ESHRE 40th annual meeting in Amsterdam July 2024

I had a very enjoyable time in Amsterdam.  My thanks are due to Michael Close and his team, Sharan, Mark and Sean, for their hospitality and for their ability to bring so many people together.  On this occasion, more urologists and gynaecologists, including Professor Tim Child, with whom I debated the importance of DNA fragmentation a few weeks ago.

Every conference has a slightly different flavour.  Not quite a theme and not quite a message, but more of ‘a mood’.  This year’s mood was science, inescapable with the adoption of AI in medicine and diagnostics.  In fertility, and particularly in IVF, AI flies in the face of ‘it is just a numbers game’ or ‘it only takes one (sperm)’.  Surely, our patients will ask, we can do better than that with AI.

So many of the presentations were looking at aspects of the sperm and egg quality beyond the purely visual, which might help to predict and thus improve outcomes.  It seems to me that there is now a tacit acceptance that male factors are 50% of the problem and that therefore further attempts at diagnosis are indeed important.  This may lead to better treatment protocols and thus to better outcomes.  It is no longer the case that there is a blind acceptance that ICSI is the inevitable ‘best choice’ whatever the circumstances.  Although this approach has been a simple solution for the last 20 years, we are now beginning to understand that there may be detectable genetic and epigenetic causes of male factor infertility that may not be overcome by current sperm selection methods.

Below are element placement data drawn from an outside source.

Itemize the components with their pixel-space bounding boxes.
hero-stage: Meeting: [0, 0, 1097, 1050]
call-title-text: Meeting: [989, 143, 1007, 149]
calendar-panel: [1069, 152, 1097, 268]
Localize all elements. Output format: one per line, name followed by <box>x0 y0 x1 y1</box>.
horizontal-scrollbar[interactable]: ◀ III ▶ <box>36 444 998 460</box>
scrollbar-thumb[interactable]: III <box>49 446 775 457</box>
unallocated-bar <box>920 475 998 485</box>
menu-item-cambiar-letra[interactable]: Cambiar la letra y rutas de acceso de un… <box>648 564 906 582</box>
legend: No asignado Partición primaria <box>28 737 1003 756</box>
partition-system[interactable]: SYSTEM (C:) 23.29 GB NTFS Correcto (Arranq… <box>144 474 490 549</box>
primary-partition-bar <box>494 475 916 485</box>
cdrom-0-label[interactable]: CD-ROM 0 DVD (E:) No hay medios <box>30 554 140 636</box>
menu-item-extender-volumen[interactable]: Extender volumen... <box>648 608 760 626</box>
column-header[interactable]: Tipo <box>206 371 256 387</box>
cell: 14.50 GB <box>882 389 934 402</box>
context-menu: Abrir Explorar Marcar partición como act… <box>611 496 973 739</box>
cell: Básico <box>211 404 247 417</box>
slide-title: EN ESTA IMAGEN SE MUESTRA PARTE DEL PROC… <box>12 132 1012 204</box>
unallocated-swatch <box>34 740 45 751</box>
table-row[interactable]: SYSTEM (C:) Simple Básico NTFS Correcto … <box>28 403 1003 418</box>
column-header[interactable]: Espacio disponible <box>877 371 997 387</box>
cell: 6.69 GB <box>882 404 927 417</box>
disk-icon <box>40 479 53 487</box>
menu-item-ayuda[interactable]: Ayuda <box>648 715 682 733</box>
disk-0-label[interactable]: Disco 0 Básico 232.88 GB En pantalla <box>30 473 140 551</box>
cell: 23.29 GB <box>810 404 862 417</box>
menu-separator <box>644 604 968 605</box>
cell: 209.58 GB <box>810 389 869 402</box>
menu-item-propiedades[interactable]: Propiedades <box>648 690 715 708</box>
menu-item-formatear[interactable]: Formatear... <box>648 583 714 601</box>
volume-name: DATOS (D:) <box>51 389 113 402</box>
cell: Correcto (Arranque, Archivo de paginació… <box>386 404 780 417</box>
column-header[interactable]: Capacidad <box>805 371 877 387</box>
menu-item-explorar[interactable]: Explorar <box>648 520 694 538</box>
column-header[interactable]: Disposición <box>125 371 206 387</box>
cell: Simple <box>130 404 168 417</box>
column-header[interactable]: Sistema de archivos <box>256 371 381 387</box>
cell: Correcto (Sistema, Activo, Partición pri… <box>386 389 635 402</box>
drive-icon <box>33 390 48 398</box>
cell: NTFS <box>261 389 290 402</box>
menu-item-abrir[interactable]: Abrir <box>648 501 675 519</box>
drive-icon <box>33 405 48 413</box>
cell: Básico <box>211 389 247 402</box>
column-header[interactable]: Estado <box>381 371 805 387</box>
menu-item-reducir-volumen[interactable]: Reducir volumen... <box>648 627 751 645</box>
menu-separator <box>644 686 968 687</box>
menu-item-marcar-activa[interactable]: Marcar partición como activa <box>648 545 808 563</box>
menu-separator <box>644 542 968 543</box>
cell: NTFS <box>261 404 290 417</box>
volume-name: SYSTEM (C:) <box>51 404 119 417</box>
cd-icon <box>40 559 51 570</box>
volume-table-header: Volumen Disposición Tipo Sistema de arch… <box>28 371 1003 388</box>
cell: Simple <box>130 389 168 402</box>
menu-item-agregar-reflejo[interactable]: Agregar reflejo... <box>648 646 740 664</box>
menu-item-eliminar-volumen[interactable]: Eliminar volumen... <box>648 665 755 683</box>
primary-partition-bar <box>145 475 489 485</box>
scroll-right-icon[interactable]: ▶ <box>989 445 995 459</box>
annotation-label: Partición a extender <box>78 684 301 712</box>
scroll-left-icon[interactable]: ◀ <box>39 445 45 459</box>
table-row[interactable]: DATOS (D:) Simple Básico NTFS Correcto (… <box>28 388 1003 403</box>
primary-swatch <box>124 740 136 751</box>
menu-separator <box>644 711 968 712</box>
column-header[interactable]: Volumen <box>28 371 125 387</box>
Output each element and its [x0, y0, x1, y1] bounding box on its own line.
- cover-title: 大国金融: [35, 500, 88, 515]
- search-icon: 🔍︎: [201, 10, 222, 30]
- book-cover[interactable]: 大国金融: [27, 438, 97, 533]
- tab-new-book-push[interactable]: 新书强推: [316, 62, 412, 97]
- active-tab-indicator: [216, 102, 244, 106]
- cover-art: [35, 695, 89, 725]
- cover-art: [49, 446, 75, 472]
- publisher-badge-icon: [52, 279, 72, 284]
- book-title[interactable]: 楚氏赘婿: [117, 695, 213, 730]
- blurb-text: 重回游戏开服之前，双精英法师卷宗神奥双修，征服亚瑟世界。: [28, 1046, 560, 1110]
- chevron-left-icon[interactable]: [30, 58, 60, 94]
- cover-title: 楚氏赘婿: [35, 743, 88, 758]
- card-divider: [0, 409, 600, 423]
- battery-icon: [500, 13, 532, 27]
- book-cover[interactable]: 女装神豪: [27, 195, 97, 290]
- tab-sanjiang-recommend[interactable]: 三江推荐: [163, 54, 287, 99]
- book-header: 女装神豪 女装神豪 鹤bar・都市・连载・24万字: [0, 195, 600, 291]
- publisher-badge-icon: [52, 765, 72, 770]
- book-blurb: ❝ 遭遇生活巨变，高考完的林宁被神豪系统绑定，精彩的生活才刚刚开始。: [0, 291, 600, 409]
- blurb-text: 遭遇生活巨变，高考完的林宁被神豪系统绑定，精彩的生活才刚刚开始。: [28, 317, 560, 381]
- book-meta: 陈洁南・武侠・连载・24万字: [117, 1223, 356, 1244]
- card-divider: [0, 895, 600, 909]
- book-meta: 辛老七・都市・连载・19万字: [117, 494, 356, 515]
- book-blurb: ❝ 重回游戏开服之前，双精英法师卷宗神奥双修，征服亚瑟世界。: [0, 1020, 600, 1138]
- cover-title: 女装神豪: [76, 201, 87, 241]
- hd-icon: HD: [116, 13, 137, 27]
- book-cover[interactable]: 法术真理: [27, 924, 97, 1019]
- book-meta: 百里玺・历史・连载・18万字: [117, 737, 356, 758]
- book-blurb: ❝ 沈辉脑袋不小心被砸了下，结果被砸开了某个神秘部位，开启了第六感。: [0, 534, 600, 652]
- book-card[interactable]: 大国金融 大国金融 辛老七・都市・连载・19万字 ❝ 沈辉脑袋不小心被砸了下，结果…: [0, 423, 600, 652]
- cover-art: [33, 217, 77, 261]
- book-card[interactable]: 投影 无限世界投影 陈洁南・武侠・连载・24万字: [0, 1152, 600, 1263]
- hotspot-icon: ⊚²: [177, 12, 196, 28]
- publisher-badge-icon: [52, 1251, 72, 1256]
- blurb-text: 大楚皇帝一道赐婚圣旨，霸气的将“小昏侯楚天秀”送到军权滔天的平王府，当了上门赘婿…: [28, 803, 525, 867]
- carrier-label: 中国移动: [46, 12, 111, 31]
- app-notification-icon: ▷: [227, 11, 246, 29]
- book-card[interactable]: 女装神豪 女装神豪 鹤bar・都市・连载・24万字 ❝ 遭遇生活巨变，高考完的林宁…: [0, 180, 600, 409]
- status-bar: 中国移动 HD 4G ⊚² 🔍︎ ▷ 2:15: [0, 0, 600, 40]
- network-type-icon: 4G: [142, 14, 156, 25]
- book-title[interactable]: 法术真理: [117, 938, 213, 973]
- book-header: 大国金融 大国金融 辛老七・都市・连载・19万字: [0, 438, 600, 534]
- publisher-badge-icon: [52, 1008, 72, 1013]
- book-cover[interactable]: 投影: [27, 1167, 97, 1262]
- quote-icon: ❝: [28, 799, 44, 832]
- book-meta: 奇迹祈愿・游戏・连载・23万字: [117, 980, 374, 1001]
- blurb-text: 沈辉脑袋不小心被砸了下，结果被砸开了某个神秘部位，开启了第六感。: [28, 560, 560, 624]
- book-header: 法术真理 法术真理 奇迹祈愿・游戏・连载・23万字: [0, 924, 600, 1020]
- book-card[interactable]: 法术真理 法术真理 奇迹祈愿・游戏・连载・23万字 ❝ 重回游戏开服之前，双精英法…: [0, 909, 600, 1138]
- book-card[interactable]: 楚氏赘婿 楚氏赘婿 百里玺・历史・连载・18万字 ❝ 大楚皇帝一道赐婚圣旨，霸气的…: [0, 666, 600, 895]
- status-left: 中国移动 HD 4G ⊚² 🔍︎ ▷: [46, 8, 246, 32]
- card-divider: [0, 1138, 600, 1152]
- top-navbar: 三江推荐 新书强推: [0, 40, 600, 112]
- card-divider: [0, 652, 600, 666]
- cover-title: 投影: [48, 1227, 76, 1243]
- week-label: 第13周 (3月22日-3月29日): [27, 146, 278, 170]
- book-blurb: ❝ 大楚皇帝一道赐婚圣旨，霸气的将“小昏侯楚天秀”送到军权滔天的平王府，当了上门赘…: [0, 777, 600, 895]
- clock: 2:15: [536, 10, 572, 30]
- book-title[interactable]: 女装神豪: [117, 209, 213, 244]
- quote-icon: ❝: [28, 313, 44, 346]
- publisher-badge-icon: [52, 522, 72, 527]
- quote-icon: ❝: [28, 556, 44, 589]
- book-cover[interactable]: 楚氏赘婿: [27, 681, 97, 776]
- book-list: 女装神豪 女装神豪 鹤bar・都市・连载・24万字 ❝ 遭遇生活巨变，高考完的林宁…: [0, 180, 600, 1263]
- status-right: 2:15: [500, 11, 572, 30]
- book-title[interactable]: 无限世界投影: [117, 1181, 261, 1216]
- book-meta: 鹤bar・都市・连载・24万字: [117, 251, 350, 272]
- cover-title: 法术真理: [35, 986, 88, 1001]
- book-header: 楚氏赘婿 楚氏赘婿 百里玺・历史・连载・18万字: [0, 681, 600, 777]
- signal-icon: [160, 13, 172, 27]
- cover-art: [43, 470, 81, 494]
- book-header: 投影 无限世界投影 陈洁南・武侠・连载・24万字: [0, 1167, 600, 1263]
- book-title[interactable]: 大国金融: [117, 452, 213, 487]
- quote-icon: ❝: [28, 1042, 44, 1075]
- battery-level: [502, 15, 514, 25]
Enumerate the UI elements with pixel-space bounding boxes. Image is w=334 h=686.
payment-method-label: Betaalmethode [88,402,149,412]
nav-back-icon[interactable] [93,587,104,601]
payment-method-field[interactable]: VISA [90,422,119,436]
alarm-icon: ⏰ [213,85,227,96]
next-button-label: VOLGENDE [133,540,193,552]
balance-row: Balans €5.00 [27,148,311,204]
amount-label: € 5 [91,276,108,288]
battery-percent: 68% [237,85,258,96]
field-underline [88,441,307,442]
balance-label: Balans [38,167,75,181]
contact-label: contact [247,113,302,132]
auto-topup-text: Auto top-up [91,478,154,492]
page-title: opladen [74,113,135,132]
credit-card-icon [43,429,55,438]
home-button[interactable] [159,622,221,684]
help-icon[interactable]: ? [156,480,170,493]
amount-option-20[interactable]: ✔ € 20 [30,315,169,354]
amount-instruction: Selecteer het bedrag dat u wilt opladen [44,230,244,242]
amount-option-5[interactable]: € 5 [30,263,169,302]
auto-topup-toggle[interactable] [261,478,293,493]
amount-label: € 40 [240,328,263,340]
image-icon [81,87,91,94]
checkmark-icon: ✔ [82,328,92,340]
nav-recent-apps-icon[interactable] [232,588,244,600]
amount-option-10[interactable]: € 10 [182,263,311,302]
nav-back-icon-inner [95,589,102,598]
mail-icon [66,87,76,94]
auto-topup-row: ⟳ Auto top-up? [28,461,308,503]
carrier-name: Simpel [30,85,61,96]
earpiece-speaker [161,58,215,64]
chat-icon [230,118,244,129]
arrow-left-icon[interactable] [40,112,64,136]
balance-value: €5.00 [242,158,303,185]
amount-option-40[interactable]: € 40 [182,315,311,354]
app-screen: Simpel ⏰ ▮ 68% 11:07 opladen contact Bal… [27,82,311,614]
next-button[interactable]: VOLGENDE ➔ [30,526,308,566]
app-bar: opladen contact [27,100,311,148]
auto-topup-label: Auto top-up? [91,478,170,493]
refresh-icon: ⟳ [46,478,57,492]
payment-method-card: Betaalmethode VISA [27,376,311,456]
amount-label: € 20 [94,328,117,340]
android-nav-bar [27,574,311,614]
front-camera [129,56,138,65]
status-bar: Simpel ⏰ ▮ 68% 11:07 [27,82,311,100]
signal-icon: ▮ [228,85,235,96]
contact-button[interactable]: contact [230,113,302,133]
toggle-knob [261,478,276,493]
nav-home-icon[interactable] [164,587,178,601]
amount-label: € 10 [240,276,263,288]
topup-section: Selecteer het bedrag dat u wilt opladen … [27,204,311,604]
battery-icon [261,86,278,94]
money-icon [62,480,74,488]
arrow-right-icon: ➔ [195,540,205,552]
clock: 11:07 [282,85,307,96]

So the first step – which was evident in Amsterdam this week – is for us all to accept that we do need to take the investigations of male fertility very seriously.  We have to stop excusing our lack of interest and effort on the fatuous basis that we will only end up doing ICSI anyway and start to address the issues.  Several important areas were addressed.  The first, which is open to study, relates to the excess miscarriage rate and overall reduced success rate using surgically retrieved sperm in cases of nonobstructive azoospermia.  There was one very clever and extensive report looking at the genetic profile, or karyotype, of single sperm which had been surgically retrieved in cases of nonobstructive azoospermia, and the abnormal genetics of about 5% of these sperm may well hold the clue to the excess miscarriage rate in such cases.

The issue of poorer outcomes with poor sperm morphology in cycles of ICSI was also reviewed, and for the first-time scientists are beginning to identify some genetic traits which better protect sperm from damage and thus might result in better morphology.

More science is being applied to the genetics of severe male factor infertility, and it looks as if some failures of spermatogenesis may in fact be X-linked and thus inherited from the maternal line.  The epigenome is also coming of age.  We heard an interesting paper from Munich about the probable epigenetic link between childhood and paternal obesity, with obvious implications for fertility.

Finally, we must not lose sight of the fact that the exhibition at this meeting was really enormous, indicating increasing reliance of specialists and doctors on the industrial commercialisation of fertility treatments.  This is a double-edged benefit, because of course whilst industry can create innovations, it necessarily is based upon profit, and profit will be taken from the transactional business of cycles of therapy.  This is just something that we all have to live with, but we do have to be aware that those influences can be both positive and negative.

Overall, it was an enjoyable meeting because learning from large surveys and reports from really huge fertility units, particularly in China and in Japan, do bring further knowledge and understanding to the rapidly moving science of this subject.